Sunday, December 10, 2006

Nationale Wetenschapsquiz - vraag 17-20

De laatste vragen, ze worden wel steeds moeilijker.... morgen voor 12:00 moet de inzending binnen zijn..... Vraag 17: Is het waar dat de zee rustiger wordt als er olie op de golven drijft? A. Ja, maar alleen bij zeer grote hoeveelheden olie, zodat er een dikke laag ontstaat. B. Ja, maar alleen bij een zeer dun laagje olie. C. Nee, het is een fabeltje. Vraag 18: Met een staafmagneet kun je een kilo ijzer optillen. Je zaagt de staaf precies doormidden. Hoeveel kun je maximaal met elk van de twee kleine staven optillen? A. Ongeveer een kilo. B. Rond ¾ kilo. C. Iets meer dan een pond. Vraag 19: In een badkuip met 100 liter water drijft een bootje met daarin 10 kilo zout. Je vervangt het zout door een steen van 10 kilo en lost het zout op in de badkuip. Wat gebeurt er met het waterpeil? A. Het stijgt. B. Het daalt. C. Het blijft gelijk. Vraag 20: Hoe schenk je een volle fles met vloeistof het snelste leeg? A. Door hem recht en zo stil mogelijk op zijn kop te houden en op de bodem te tikken. B. Door eerst te schudden en hem met de flessenhals schuin naar beneden te houden. C. Door hem eerst om zijn lengteas rond te draaien en hem met de flessenhals schuin naar beneden te houden.

4 comments:

cybrbeast said...

17 B
Volgens mij is het zo dat een laagje olie op het water ervoor zorgt dat er minder wrijving is tussen de wind en het water, wat er op zijn beurt weer voor zorgt dat er minder golven zijn.

18 ik gok b

19 ik denk weer b, de 10 kilo zout lost op in water en vergroot de dichtheid van het water (het volume blijft ongeveer gelijk). Het water heeft hierdoor meer draagkracht op het bootje en dit zorgt ervoor dat het bootje minder water verplaatst en dus dat het waterpijl daalt.

20 C

pimp-a-lot bear said...

Ze worden inderdaad steeds moeilijker...
17) A. Volgens mij gebeurt het altijd onafhankelijk van de dikte van de laag. Alleen bij een dikkere laag wat beter.

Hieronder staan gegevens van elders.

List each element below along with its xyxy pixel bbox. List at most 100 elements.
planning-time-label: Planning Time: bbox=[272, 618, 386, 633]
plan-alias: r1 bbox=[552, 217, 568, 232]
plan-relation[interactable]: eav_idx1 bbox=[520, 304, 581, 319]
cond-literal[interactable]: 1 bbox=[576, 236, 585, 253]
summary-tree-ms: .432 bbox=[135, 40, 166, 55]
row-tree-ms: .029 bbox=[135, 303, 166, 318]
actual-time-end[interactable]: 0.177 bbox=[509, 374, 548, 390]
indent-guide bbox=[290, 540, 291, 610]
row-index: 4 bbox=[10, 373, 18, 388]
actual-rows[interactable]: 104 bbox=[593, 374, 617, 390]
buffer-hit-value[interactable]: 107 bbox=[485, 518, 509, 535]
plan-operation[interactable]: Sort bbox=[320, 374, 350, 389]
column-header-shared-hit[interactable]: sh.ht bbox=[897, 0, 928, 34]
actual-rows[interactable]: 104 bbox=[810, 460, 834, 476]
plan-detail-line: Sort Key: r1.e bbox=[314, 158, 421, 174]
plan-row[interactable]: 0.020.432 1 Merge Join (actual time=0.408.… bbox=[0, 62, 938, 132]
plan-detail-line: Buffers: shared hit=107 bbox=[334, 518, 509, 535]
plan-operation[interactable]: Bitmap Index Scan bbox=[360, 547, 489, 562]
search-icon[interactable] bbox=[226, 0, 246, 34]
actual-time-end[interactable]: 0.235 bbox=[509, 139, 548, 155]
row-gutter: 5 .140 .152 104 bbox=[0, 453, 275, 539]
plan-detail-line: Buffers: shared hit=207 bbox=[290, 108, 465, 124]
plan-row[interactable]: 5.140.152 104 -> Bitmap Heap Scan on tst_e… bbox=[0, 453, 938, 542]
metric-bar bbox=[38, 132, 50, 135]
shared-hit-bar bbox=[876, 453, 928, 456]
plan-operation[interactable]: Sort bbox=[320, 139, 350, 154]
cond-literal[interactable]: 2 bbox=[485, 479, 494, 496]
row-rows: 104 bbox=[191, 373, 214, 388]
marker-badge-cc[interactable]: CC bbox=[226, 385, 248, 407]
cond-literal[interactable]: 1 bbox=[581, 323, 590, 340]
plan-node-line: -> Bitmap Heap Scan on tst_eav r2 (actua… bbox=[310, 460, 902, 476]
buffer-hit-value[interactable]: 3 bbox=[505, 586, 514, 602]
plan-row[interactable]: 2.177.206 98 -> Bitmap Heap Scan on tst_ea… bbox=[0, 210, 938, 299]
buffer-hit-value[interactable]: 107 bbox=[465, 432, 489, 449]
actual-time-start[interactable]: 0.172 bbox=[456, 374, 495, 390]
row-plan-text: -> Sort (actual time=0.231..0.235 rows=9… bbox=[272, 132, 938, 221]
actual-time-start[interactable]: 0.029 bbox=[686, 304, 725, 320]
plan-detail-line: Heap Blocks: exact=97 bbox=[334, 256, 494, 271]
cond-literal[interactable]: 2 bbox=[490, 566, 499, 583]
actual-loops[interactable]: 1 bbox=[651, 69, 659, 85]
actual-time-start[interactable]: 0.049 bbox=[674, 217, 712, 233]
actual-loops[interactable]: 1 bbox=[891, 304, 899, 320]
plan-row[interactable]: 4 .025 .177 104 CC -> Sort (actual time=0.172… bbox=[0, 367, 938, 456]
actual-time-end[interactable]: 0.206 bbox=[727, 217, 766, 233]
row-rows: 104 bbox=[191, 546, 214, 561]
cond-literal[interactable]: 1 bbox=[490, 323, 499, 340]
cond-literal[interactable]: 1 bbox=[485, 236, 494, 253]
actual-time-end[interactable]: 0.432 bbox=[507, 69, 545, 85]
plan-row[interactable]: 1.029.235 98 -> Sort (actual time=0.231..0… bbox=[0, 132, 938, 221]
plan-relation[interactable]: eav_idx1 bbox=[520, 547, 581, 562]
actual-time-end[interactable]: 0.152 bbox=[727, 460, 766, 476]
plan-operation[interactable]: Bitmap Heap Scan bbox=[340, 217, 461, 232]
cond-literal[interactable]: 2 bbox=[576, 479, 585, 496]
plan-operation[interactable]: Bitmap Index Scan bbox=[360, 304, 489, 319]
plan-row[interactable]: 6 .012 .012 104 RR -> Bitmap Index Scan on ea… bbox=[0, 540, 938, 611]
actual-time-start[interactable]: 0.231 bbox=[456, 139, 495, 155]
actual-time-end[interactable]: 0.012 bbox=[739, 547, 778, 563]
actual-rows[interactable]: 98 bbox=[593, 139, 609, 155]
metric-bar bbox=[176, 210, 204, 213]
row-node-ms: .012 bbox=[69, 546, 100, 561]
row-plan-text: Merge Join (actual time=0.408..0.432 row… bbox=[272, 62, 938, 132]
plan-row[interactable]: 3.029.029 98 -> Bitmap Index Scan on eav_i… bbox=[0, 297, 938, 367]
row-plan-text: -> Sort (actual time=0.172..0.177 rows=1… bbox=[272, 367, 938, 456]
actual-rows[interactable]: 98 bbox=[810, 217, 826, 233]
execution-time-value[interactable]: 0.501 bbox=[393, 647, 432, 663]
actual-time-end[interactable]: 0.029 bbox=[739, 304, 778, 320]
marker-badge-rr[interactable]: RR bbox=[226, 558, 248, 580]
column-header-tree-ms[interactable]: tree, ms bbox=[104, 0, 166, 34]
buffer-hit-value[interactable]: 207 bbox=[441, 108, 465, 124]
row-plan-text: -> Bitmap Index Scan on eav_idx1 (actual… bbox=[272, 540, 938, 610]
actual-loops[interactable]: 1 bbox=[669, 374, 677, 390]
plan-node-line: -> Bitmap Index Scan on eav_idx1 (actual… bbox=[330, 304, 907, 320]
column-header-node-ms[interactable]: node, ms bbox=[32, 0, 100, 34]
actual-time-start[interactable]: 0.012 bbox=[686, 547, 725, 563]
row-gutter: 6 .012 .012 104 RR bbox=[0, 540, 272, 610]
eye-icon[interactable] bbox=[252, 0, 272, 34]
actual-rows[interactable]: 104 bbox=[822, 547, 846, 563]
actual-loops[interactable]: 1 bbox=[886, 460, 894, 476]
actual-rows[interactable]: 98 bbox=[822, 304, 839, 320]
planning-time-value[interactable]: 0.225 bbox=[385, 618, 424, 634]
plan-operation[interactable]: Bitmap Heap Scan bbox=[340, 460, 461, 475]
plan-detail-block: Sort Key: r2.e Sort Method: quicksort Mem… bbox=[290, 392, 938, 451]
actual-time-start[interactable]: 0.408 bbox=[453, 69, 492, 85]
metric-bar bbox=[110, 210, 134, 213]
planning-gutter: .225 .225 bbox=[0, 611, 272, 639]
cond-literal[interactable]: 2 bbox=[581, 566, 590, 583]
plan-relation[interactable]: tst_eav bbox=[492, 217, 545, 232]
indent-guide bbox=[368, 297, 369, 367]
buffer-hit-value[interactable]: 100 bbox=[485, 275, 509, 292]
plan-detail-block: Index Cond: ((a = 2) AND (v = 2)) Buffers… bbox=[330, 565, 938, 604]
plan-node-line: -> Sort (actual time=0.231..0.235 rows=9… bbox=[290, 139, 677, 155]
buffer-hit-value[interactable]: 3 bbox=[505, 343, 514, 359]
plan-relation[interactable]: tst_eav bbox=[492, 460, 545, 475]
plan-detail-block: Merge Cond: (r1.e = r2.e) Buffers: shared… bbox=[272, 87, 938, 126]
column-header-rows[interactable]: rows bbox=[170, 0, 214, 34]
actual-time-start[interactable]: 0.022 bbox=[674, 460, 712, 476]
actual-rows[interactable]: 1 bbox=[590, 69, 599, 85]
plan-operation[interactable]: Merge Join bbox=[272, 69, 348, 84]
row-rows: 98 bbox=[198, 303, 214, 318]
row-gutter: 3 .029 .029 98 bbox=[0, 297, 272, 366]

18) Ik heb geen flauw idee. Het is in ieder geval niet A, anders zouden grote magneten niet eens bestaan. B of C dus.

19) B. Volgens mij gaat de veranderde dichtheid de doorslag geven. Of het volume veranderd weet ik niet zeker. (Ik heb al een tijd geen thee met suiker gedronken.)

20)C. Door het draaien wordt een draaikolk gecreƫrd, waardoor de vloeistof beter wegstroomd.

Kamiel said...

grr te laat kut tiscali toch maar mijn antwoorden:

vraag17 denk A

vraag 18 denk B

vraag 19 denk A omdat er toch massa bij is gekomen. Maar heb er eigenlijk geen verstand van. Als je zout bij water doet krijgt het water dan een grotere dichtheid?

vraag20 denk c omdat je daarmee een kracht creerd die het water uit de fles drukt.

cybrbeast said...

Wat er gebeurt bij het oplossen van zout is dat de Na en Cl ionen tussen de water molekulen gaan zitten zonder in de weg van andere water molekulen te zitten. De dichtheid neemt daardoor toe. (daarom drijf je ook zo goed in de dode zee)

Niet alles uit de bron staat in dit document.